The Marvin Bileck Printmaking Project brings a guest artist to Bowdoin College for one week every semester to produce an edition of  prints with the aid of current printmaking students. This gives students the opportunity to participate in an intensive workshop with a nationally renowned artist. In the process, students learn new techniques of printmaking and encounter different approaches to image-making. At the end of the project, each student keeps a print created with the visiting artist.

The project opens with a lecture which is open to the community, bringing attention to the art of printmaking. Also included is a visit to the Bowdoin College Museum of Art to view its collection of etchings by Marvin Bileck (which were on view along with Emily Nelligan’s drawings during the 2000 exhibition Littoral Abstractions).

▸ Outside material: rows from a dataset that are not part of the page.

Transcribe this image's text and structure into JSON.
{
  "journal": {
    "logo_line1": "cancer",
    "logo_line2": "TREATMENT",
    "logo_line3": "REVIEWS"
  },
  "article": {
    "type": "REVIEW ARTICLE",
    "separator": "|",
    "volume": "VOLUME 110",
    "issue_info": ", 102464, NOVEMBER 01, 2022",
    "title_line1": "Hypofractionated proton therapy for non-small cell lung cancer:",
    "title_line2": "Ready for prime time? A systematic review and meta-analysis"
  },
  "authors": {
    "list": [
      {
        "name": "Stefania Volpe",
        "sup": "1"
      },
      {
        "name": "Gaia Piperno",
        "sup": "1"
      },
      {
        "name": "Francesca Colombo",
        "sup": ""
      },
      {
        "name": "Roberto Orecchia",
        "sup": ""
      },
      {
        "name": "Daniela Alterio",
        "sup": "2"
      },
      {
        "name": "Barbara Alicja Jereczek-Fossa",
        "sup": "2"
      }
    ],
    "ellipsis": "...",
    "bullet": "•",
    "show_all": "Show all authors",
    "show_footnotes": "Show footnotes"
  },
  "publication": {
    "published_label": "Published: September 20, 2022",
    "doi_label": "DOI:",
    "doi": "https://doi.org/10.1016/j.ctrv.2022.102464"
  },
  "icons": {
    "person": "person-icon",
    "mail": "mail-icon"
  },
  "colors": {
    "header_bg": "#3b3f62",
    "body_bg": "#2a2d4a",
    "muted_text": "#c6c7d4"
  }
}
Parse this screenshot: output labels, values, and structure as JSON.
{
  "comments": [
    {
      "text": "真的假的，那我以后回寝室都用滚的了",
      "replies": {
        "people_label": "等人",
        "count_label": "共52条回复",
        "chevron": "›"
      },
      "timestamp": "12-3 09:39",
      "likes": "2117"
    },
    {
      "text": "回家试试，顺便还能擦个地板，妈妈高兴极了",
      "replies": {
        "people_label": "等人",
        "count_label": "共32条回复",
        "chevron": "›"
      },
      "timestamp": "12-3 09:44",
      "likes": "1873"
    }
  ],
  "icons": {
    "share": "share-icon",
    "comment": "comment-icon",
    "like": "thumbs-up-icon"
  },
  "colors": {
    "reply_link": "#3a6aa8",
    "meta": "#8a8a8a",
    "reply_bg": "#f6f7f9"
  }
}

Marvin Bileck and Emily Nelligan

Artist Emily Nelligan started the project in honor of her late husband, Marvin Bileck, a lifelong artist and teacher. He served as Professor Emeritus of Queens College, New York, and his work has been described by critics and art historians as comparable to such artists as Holbein and Rembrandt. The couple lived on Cranberry Island, Maine during the summer months for many decades, a landscape reflected in Emily Nelligan’s atmospheric charcoal drawings and Marvin Bileck’s detailed etchings. The couple’s work is often exhibited together.